Tips to Enhance Session 3:
- Integrate the victimization statistics presented in Session 2 (in conjunction with Step A and B).
- Add an alternate case study to Step B. The Case Study of Betty Jane Spencer (PDF) tells a story of victimization with follow-up comprehension questions for youth.
- Use the Bureau of Justice Statistics, Criminal Victimization findings for the most recent, user-friendly victimization statistics (to supplement the statistics presented in Step C).
Questions for Youth:
Ask students these questions to facilitate further discussion:
- If you were the victim of a robbery, what concern would be the most important to you? How would your feelings differ if the crime were vandalism?
- Do the police or the courts ever add to the problems of victims?
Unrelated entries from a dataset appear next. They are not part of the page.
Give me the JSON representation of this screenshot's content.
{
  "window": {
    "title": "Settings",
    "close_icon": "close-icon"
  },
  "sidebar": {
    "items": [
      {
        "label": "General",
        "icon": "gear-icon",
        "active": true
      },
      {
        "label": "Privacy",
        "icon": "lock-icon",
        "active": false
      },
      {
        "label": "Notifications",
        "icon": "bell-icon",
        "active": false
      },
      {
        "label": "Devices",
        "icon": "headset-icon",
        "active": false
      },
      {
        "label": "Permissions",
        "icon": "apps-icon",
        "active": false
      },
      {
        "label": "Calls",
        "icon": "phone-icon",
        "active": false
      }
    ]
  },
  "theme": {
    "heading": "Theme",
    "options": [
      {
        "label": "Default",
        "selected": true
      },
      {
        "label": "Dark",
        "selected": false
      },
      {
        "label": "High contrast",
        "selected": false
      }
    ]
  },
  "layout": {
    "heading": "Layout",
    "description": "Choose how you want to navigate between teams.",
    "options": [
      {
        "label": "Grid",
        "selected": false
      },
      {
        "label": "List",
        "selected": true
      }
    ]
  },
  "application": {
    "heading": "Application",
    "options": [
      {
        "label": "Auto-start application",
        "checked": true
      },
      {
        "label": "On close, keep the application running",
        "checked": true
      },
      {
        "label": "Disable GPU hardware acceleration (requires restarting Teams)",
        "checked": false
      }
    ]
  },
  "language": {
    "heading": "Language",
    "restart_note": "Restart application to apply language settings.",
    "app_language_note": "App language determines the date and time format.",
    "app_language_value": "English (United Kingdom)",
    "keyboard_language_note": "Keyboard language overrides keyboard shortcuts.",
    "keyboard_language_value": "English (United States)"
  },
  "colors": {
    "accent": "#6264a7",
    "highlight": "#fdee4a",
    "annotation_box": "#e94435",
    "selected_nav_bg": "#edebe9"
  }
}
In what ways can police help victims? In what ways can the legal system help victims?
- Bureau of Justice Statistics, Criminal Victimization: This resources offers the latest summary findings of victimization in American schools and households. You can also view information on characteristics of victims and crimes.
- Office for Victims of Crime: This resource provides statistics, resources, and names of agencies that can help victims of specific crimes.
- The National Center for Victims of Crime: This site offers resources for crime victims, as well as downloadable fact sheets that you can share with your students.
Community Resource People:
- Victim service provider: Can share local statistics, aspects of victimization, and how students can find help if they become victims of crime. A victim service provider can also help youth understand and feel empathy, which can prevent youth from engaging in delinquent and harmful behaviors.
Remember to give the community resource person the session materials at least one week before he or she is to participate in your class.
Service-Learning Project Ideas:
- Short Project: Students can develop crime prevention tips to read over the school’s public address system. These tips can address victimization statistics as well as suggest ways youth can keep themselves safe.
- Medium-Length Project: Students can raise money and provide other resources to support a family that was victimized by crime.
- Long Project: Students can conduct a public awareness campaign about victimization regarding specific crimes committed against specific segments of the population. This project will require a commitment by the students to conduct light research, create awareness-raising materials, or even hold rallies that garner news media attention. Students may even want to collect donations in order to give money/resources to victim service providers.